St. Petersburg: Alisa, 29, was sitting on her foldable bicycle, waiting for her friend Sasha. Alisa was carrying her painting gear on her back. She said she was going to paint the St. Petersburg cityscape with her friend. Born and raised in Rostov, Alisa moved to St. Pete several years ago in part because of the city’s beauty. Alisa is an architect as are both her father and brother. Sasha is also an architect as are his sister, dad, aunt, grandmother and grandfather. Sasha said his dad and grandfather also paint because they were limited in their architectural creativity during Soviet times.
Elena, 32, is a single mother of a two-year old boy and runs her own small, independent translating agency in Rostov from an old apartment converted into an office. Due to the influx of Ukrainian refugees into Rostov, her company has been busy translating Ukrainian documents such as passports and marriage certificates into Russian. Elena said she rarely hears from the father of her child. He lives in the far northeast of Russia that lies across from Alaska. ''It is difficult to be alone, but I can't say that my life is hard. I always have someone that helps me, like my mother,'' she said.
Alyona was walking back from the grocery store wearing poker-dot stockings, black boots and a New York winter hat. Alyona, who works at a sports betting company, said she loves writing poetry and dancing. Her dance interests range from Russian folk to industrial. Alona said she comes from a creative family. Both her mother and sister sing and dance. ''My mother has a wonderful opera voice and I am very proud of her,'' she said.
It was one of those scenes that screams ‘Russia!’ An old, abandoned redbrick warehouse with no roof or windows stood along the Don River. Inside the building, up to the first storey, was relatively warm water. It was coming from an underground source. Graffiti was written on part of the inside brick walls. And inside the water, a woman was swimming despite the sign saying it was prohibited.
Katya, 28, was taking a break outside the high-end fashion showroom in Rostov that she works at. She said they offer European fashion for the city's wealthier inhabitants. Katya said she would like to become a 'buyer' for her company and travel to Europe to pick out the clothing that will be displayed in the showroom. I asked her about the latest fashion trends in Rostov. ''Over the past few years, people have become more fashionable - with their own individual style - especially young people. Four years ago, there were just a handful of such people.'' ''Lately, I have seen a lot of hipsters, girls are starting to wear various, interesting layers. And I often see people wearing military style and sometimes grunge.''
Vadim, 40, opened Bukovsky, named after the German-American author, in a former Rostov tobacco factory, one of his 11 restaurants. He doesn't plan on stopping there. Vadim plans to open a 12th dedicated to Belgium beer with the dishes corresponding to various beer brands. He says the most difficult thing about running a restaurant is getting through the first 18 months.
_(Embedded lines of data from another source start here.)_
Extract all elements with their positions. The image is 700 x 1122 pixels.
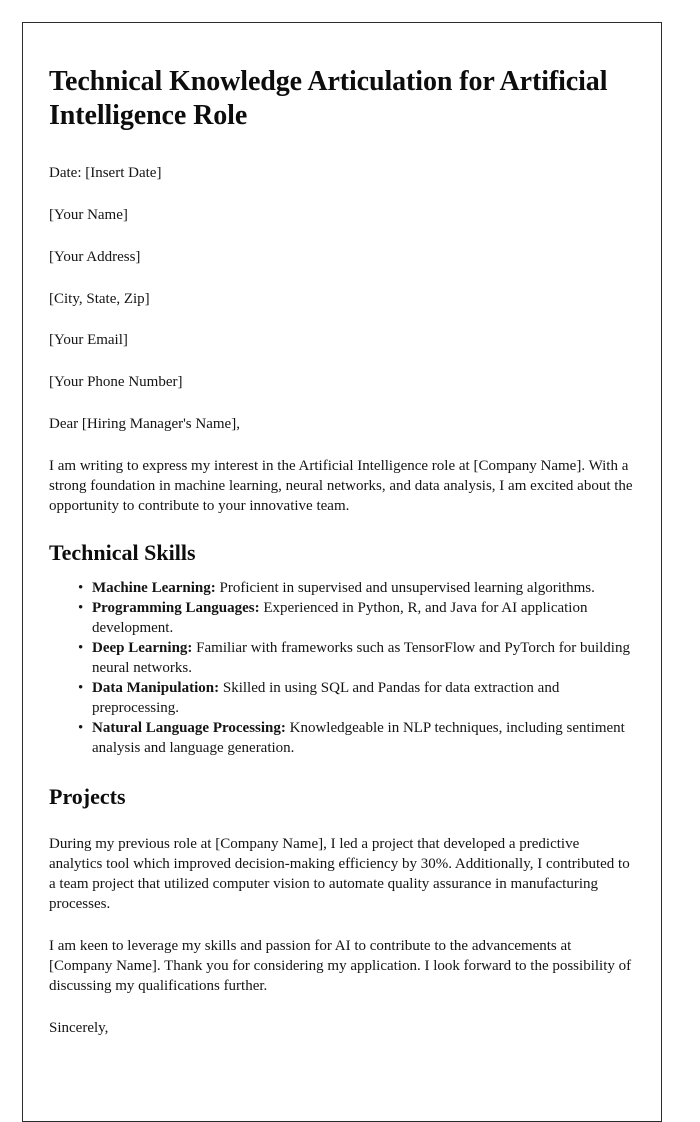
intro-paragraph: I am writing to express my interest in t… <box>49 457 633 514</box>
sender-city-state-zip: [City, State, Zip] <box>49 290 150 307</box>
sender-phone: [Your Phone Number] <box>49 374 183 391</box>
page-title: Technical Knowledge Articulation for Art… <box>49 66 608 132</box>
date-line: Date: [Insert Date] <box>49 165 162 182</box>
list-item: Programming Languages: Experienced in Py… <box>78 598 635 638</box>
list-item: Data Manipulation: Skilled in using SQL … <box>78 678 635 718</box>
sender-name: [Your Name] <box>49 207 128 224</box>
skill-term: Deep Learning: <box>92 639 193 656</box>
sender-email: [Your Email] <box>49 332 128 349</box>
list-item: Machine Learning: Proficient in supervis… <box>78 578 635 598</box>
list-item: Deep Learning: Familiar with frameworks … <box>78 638 635 678</box>
skill-term: Natural Language Processing: <box>92 719 286 736</box>
technical-skills-heading: Technical Skills <box>49 539 196 565</box>
sender-address: [Your Address] <box>49 248 141 265</box>
skill-term: Machine Learning: <box>92 579 216 596</box>
projects-paragraph: During my previous role at [Company Name… <box>49 836 630 913</box>
closing-paragraph: I am keen to leverage my skills and pass… <box>49 938 632 995</box>
signoff: Sincerely, <box>49 1020 109 1037</box>
skill-term: Data Manipulation: <box>92 679 220 696</box>
document-page: Technical Knowledge Articulation for Art… <box>22 22 662 1122</box>
technical-skills-list: Machine Learning: Proficient in supervis… <box>49 566 635 758</box>
skill-description: Proficient in supervised and unsupervise… <box>215 579 595 596</box>
list-item: Natural Language Processing: Knowledgeab… <box>78 718 635 758</box>
projects-heading: Projects <box>49 783 126 809</box>
document-body: Technical Knowledge Articulation for Art… <box>23 23 661 1038</box>
skill-term: Programming Languages: <box>92 599 260 616</box>
salutation: Dear [Hiring Manager's Name], <box>49 415 240 432</box>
Voldemare and Tanya were having a smoke outside their store in Rostov, where they sell clothing and accessories from India and southeast Asia. Voldemare said he got into the business accidentally....During a trip to Asia, he bought a bunch of goods and gave them away to friends when he returned home. Two and a half years later, he opened up the store. One of his customers was Tanya, who stopped in because she liked the bright colors. ''I bought something and we started to talk. We found a lot in common.'' A few weeks after I met them on the street, they flew to Southeast Asia...where they got married.
Polina was sporting dyed red hair, a green jacket, green necklace and green nail polish as she headed home along the Rostov streets with her friends - and a cat - to have tea. Polina said she and her friends have been spending a lot of time at her apartment lately listening to music, talking and drinking tea. A first-year architecture student who works part-time in a cafe, Polina said she is passionate about her studies. ''I love it, it is my favorite activity. I have an unusual teacher and we draw some crazy things.''
The son of an engineer and doctor, Ivan studied medical engineering as a compromise between his parents' wishes. Yet, he decided to pursue a creative career, first going into design. ''I thought I would save more lives if I didn't do [medical engineering]'' he joked. When he got fired during the 2008 crisis, he used the event to change careers and become a photographer. Seven years later, he runs his own studio and is in demand as a fashion photographer. He is using the latest economic crisis to expand his business into stock photography. One of his photography 'mentors' has been David Hobby, who runs the very popular site www.strobist.com. Ivan said he recently received an email out of the blue from David asking to use one of Ivan's photos for a project. ''I thought, oh my god, this is one of the best days of my life.''
He was walking in the center of Rostov with a shirt that read ''Fucking Sports.'' ''It's my style - a mix of classic, street style and hiphop.'' He said he wants to open a small bar someday.